Disagreements in the care of critically ill children
On 28 November 2018, we held a one-day workshop in London to explore the social and medical factors that might be contributing to how disagreements about the care of critically ill children develop and are resolved.
Around 50 people participated in the workshop, including people with expertise and experience in paediatric intensive care, palliative care, mediation, psychology, sociology, ethics, law, policy, media and faith perspectives, and people with first-hand experience of being a parent of a critically ill child.
The discussion centred around four questions:
- Are wider changes in society and advances in medicine contributing to the way in which disagreements about the care of critically ill children currently develop?

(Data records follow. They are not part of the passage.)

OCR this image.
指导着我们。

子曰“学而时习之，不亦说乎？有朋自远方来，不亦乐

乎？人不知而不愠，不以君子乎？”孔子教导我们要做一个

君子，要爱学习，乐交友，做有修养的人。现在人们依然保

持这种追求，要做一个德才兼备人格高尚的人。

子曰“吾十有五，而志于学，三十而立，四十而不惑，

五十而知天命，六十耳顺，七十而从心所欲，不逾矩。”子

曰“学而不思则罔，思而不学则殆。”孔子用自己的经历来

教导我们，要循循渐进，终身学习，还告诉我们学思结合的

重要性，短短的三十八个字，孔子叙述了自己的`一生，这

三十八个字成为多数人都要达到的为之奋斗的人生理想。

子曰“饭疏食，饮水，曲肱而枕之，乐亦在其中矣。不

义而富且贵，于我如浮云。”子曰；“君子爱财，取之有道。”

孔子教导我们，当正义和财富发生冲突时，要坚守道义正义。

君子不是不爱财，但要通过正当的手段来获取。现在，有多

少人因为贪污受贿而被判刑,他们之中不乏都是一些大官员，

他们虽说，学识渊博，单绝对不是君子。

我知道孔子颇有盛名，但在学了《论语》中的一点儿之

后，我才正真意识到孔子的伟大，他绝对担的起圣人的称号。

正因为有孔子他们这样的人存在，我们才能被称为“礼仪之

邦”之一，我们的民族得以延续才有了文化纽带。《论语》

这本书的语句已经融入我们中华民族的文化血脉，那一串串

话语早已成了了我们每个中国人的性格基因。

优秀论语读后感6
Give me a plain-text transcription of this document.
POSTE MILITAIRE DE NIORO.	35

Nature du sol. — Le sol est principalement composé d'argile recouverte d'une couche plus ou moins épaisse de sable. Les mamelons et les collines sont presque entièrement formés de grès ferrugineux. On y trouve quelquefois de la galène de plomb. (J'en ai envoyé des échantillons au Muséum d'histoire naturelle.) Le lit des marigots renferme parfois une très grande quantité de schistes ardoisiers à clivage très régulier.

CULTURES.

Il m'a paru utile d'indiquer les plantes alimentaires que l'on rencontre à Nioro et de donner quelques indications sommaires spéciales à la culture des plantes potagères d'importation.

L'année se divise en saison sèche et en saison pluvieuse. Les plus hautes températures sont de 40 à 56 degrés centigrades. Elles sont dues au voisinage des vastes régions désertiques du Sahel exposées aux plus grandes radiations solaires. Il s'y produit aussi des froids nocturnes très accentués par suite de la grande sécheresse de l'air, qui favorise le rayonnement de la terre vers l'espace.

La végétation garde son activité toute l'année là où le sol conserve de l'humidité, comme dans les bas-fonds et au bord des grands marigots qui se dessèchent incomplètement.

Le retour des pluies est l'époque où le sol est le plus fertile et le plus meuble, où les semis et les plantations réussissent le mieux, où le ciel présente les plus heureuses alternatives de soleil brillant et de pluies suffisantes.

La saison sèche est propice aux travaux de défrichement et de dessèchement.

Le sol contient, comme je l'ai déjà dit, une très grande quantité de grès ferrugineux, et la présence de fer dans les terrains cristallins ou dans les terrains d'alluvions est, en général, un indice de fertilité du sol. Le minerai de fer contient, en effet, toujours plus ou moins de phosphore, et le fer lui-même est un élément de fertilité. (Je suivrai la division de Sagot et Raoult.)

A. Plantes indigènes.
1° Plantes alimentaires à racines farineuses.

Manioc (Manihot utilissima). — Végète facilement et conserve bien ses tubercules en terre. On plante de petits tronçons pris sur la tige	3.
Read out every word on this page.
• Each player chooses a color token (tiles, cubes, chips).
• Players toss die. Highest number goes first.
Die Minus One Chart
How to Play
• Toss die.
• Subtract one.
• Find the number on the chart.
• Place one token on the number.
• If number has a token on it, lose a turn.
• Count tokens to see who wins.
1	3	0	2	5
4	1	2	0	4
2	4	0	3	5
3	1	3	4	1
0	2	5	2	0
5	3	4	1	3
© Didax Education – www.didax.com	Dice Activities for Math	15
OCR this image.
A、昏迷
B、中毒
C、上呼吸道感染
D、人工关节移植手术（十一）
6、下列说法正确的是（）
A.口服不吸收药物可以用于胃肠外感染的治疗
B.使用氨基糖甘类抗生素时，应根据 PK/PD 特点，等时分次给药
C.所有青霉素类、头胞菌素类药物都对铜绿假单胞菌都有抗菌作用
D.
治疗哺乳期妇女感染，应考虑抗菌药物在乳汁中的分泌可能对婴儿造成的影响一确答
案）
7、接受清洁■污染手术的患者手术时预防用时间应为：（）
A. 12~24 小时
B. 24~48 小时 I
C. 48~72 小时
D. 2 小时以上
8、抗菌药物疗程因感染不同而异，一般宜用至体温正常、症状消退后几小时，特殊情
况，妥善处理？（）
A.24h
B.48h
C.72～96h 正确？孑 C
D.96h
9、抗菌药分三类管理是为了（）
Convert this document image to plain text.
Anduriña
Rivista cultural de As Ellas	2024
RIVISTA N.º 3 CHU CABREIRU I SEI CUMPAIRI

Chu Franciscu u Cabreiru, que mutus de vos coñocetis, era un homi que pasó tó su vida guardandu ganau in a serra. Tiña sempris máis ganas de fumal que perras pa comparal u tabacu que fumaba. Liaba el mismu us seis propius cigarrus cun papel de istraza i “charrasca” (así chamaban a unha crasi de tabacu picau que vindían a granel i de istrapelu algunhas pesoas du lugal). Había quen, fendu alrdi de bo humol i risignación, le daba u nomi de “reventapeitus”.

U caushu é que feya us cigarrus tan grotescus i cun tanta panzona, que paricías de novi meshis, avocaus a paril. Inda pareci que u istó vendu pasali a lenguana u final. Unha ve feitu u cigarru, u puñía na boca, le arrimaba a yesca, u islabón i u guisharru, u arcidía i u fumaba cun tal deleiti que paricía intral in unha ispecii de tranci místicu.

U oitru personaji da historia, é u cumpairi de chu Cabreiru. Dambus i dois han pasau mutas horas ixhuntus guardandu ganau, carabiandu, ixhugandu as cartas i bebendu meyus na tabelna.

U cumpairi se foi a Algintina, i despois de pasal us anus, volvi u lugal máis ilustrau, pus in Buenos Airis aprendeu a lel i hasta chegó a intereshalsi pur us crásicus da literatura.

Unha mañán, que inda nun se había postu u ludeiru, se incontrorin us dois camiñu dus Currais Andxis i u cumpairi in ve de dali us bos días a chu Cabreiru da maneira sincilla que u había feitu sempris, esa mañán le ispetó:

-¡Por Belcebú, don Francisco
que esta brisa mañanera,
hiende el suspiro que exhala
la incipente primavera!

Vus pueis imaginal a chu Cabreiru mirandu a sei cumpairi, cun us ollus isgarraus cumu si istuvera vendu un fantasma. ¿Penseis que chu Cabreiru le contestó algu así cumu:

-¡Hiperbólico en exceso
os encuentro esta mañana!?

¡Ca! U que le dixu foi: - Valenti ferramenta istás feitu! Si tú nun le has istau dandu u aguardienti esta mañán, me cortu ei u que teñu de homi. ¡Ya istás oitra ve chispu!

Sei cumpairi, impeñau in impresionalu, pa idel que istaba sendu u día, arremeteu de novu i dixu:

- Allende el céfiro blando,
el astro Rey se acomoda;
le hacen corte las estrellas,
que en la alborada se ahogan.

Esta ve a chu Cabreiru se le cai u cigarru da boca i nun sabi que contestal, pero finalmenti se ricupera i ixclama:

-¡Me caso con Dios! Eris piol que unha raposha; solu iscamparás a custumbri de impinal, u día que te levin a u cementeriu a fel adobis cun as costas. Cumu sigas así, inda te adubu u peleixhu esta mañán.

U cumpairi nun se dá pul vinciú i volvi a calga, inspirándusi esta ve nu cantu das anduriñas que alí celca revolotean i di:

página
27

- How do the actions, behaviours and beliefs of all the involved parties, particularly parents and healthcare professionals, and the communication between them, play a role in the way disagreements develop?
- How effective and appropriate are current UK approaches to decision making and resolving disagreements about the care of critically ill children?
- What are the key challenges for policy makers and others in the future?
This workshop enabled us to facilitate discussion between individuals who have a range of experiences in the care of critically ill children. Although the reasons why disagreements develop are wide ranging, the workshop helped us identify four common themes. These were:
- communication issues
- differing perspectives, beliefs and values that lead to disagreements on, for example, what kind of risks justifiably could be taken
- feelings of powerlessness for both parents and staff, and
- delays in seeking resolution interventions.
The workshop informed our bioethics briefing note Disagreements in the care of critically ill children published in April 2019. We are very grateful to everyone who took part.